The current version of this Accelerator covers the above two typical use cases:
- Student Drop-out Prediction In this use case, we leverage a series of ML models, two-class classification, to predict the likelihood of a student dropping out for an India State Government.
- Student Score Modeling In this use case, we build a mixed effects regression model to measure the influence of student characteristics and predict students’ NAPLAN test scores in the presence of variation in students and schools for an Australian Education Department.
By no means is it the endpoint of the data science journey. The accelerator is under regular revision and improvement and is provided as is.
To get the code up and running on your own system, you should make sure:
- Jupyter Notebook along with Rkernel and Notedown are installed.
- R version 3.2 and 3.3 are needed.
The following is the directory structure for this accelerator:
Data This contains the provided sample data.
- studentDropIndia This sample dataset is simulated from student data in [UCI repository] (https://archive.ics.uci.edu/ml/datasets/Student+Performance#) and an India State Government.
- studentScoreAUS This sample dataset is simulated from student data in [UCI repository] (https://archive.ics.uci.edu/ml/datasets/Student+Performance#) and an Australia Education Organization.
Code This contains the R development code. They are displayed in R markdown files as well as Jupyter Notebook and html files.
- dataStudentDropIndia This is the first part of the data science design pattern for student drop-out prediction, beginning with the task of preparing our data for building models using R.
- modelStudentDropIndia This is the second part of the data science design pattern for student drop-out prediction, introducing how to build multiple binary classification models using R.

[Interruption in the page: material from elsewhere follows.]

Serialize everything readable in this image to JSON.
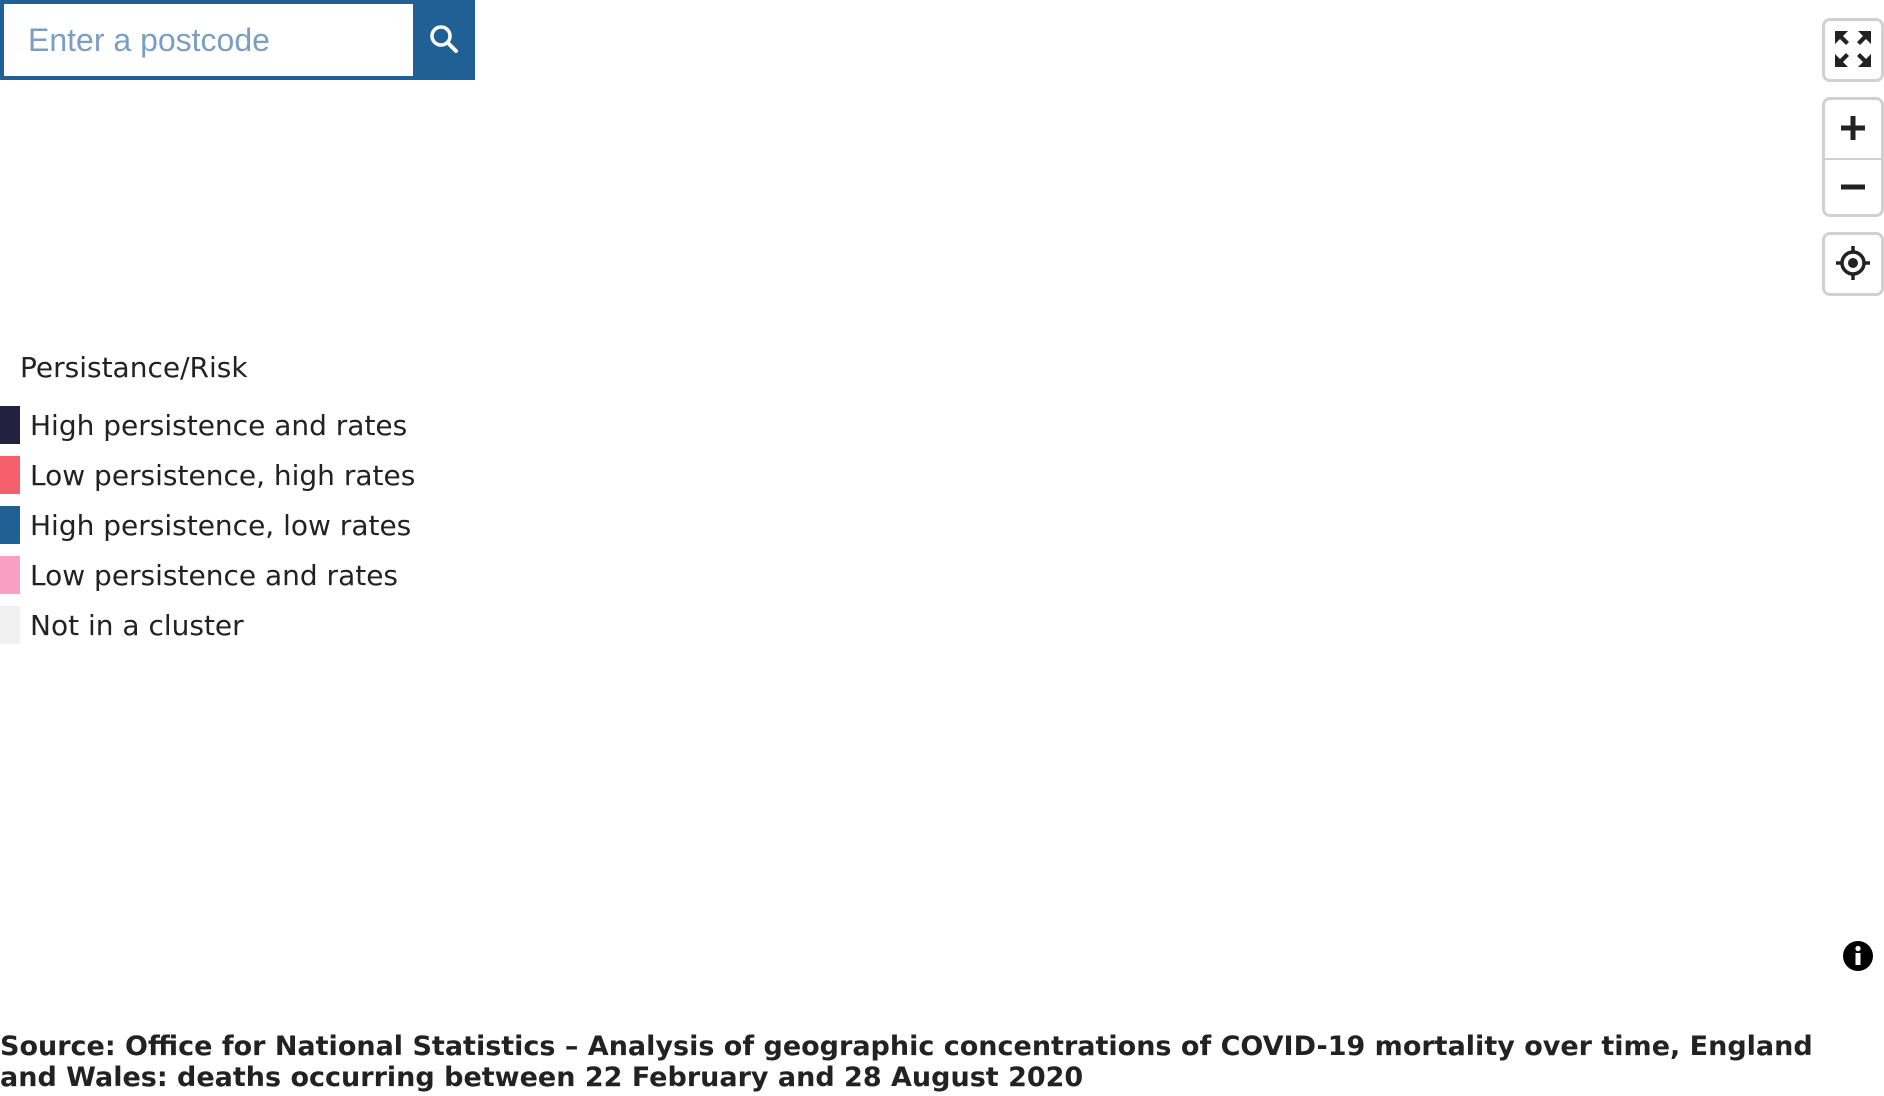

- dataStudentScoreAUS This is the first part of the data science design pattern for student score modeling, beginning with the task of preparing our data for building models using R.
- modelStudentScoreAUS This is the second part of the data science design pattern for student score modeling, introducing how to build mixed effect regression models using R.
Doc This contains the documents, like blog, installation instructions, etc.
Build and Test
The code is built by using R Markdown and then converted into Jupyter Notebook by using Notedown.